My question is similar to the one asked here: https://stackoverflow.com/questions/14599485/news-website-comment-analysis I am trying to extract comments from any news article. E.g. i have a news url here: http://www.cnn.com/2013/09/24/politics/un-obama-foreign-policy/ I am trying to use BeautifulSoup in python to extract the comments. However it seems the comment section is either embedded within an iframe or loaded through javascript. Viewing the source through firebug does not reveal the source of the comments section. But explicitly viewing the source of the comments through view-source feature of the browser does. How to go about extracting the comments, especially when the comments come from a different url embedded within the news web-page?
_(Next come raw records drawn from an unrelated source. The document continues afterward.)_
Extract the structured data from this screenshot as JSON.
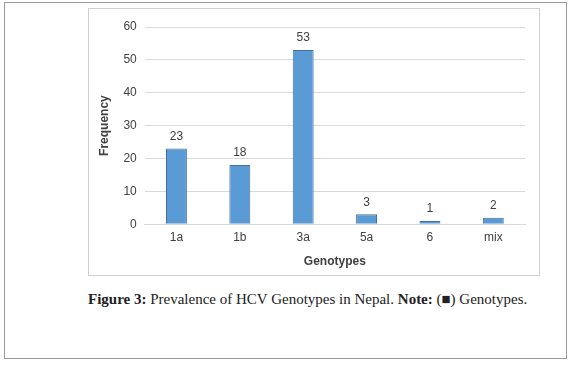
{
  "chart_data": {
    "type": "bar",
    "categories": [
      "1a",
      "1b",
      "3a",
      "5a",
      "6",
      "mix"
    ],
    "values": [
      23,
      18,
      53,
      3,
      1,
      2
    ],
    "color": "#5b9bd5",
    "x_label": "Genotypes",
    "y_label": "Frequency",
    "ylim": [
      0,
      60
    ],
    "yticks": [
      0,
      10,
      20,
      30,
      40,
      50,
      60
    ],
    "grid": true,
    "data_labels": true
  },
  "caption": {
    "label": "Figure 3:",
    "text": "Prevalence of HCV Genotypes in Nepal.",
    "note_label": "Note:",
    "note_text": "(■) Genotypes."
  }
}
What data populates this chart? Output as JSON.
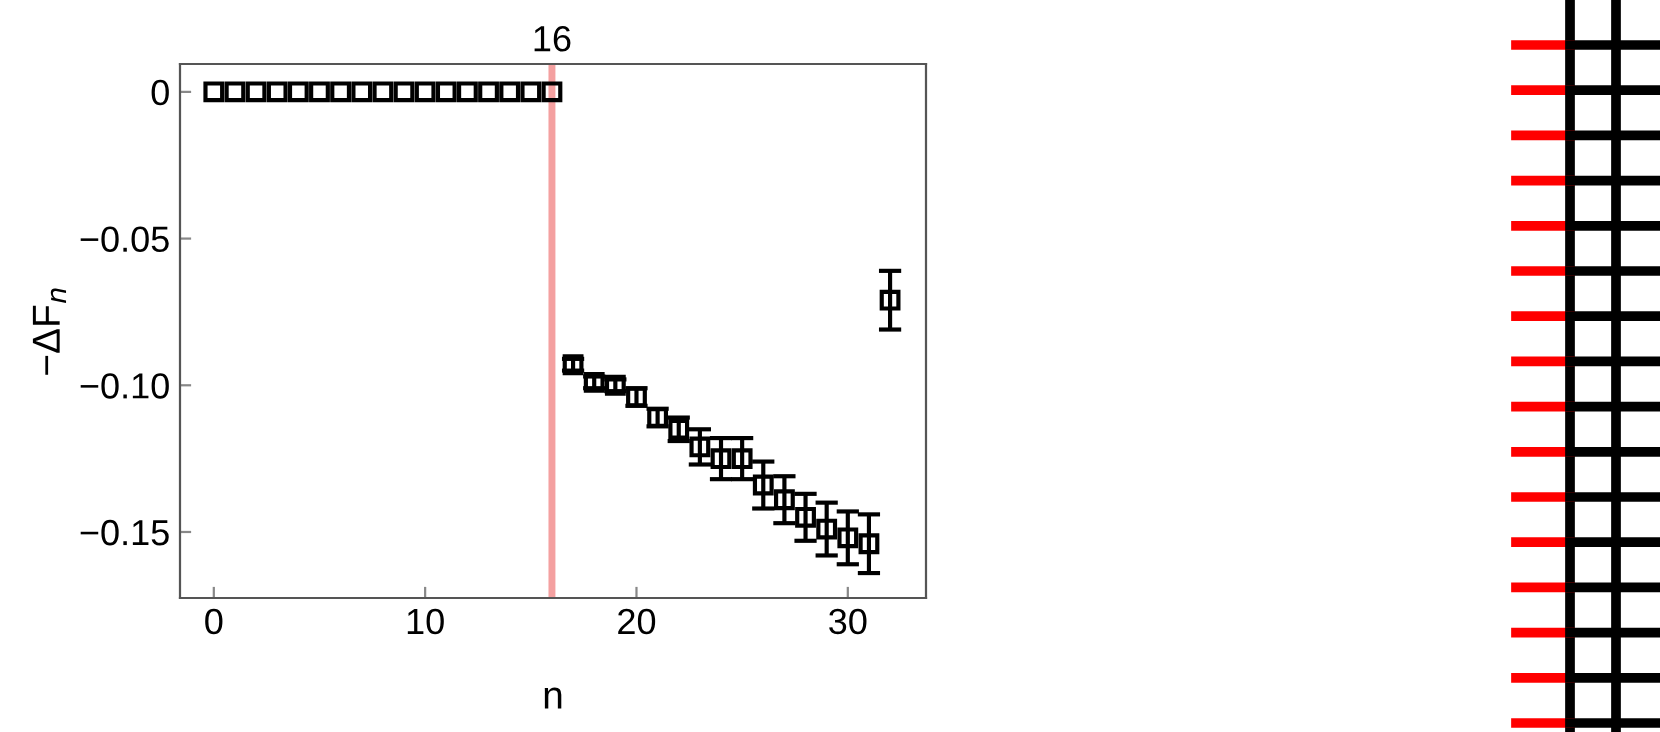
{
  "chart_data": {
    "type": "scatter",
    "xlabel": "n",
    "ylabel": "−ΔF$_{n}$",
    "x": [
      0,
      1,
      2,
      3,
      4,
      5,
      6,
      7,
      8,
      9,
      10,
      11,
      12,
      13,
      14,
      15,
      16,
      17,
      18,
      19,
      20,
      21,
      22,
      23,
      24,
      25,
      26,
      27,
      28,
      29,
      30,
      31,
      32
    ],
    "series": [
      {
        "color": "#000000",
        "values": [
          0,
          0,
          0,
          0,
          0,
          0,
          0,
          0,
          0,
          0,
          0,
          0,
          0,
          0,
          0,
          0,
          0,
          -0.093,
          -0.099,
          -0.1,
          -0.104,
          -0.111,
          -0.115,
          -0.121,
          -0.125,
          -0.125,
          -0.134,
          -0.139,
          -0.145,
          -0.149,
          -0.152,
          -0.154,
          -0.071
        ],
        "errors": [
          null,
          null,
          null,
          null,
          null,
          null,
          null,
          null,
          null,
          null,
          null,
          null,
          null,
          null,
          null,
          null,
          null,
          0.002,
          0.002,
          0.002,
          0.003,
          0.003,
          0.004,
          0.006,
          0.007,
          0.007,
          0.008,
          0.008,
          0.008,
          0.009,
          0.009,
          0.01,
          0.01
        ]
      }
    ],
    "marker": "square",
    "xlim": [
      -1.6,
      33.7
    ],
    "xticks": [
      0,
      10,
      20,
      30
    ],
    "ylim": [
      -0.1725,
      0.0095
    ],
    "yticks": [
      0,
      {
        "value": -0.05,
        "label": "−0.05"
      },
      {
        "value": -0.1,
        "label": "−0.10"
      },
      {
        "value": -0.15,
        "label": "−0.15"
      }
    ],
    "ref_lines": [
      {
        "axis": "x",
        "value": 16,
        "label": "16",
        "color": "#f4a0a0"
      }
    ],
    "grid": false
  }
}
This is what i have done till now although this is not much:
import urllib2
from bs4 import BeautifulSoup
opener = urllib2.build_opener()
url = ('http://www.cnn.com/2013/08/28/health/stem-cell-brain/index.html')
urlContent = opener.open(url).read()
soup = BeautifulSoup(urlContent)
title = soup.title.text
print title
body = soup.findAll('body')
outfile = open("brain.txt","w+")
for i in body:
i=i.text.encode('ascii','ignore')
outfile.write(i +'\n')
Any help in what I need to do or how to go about it will be much appreciated.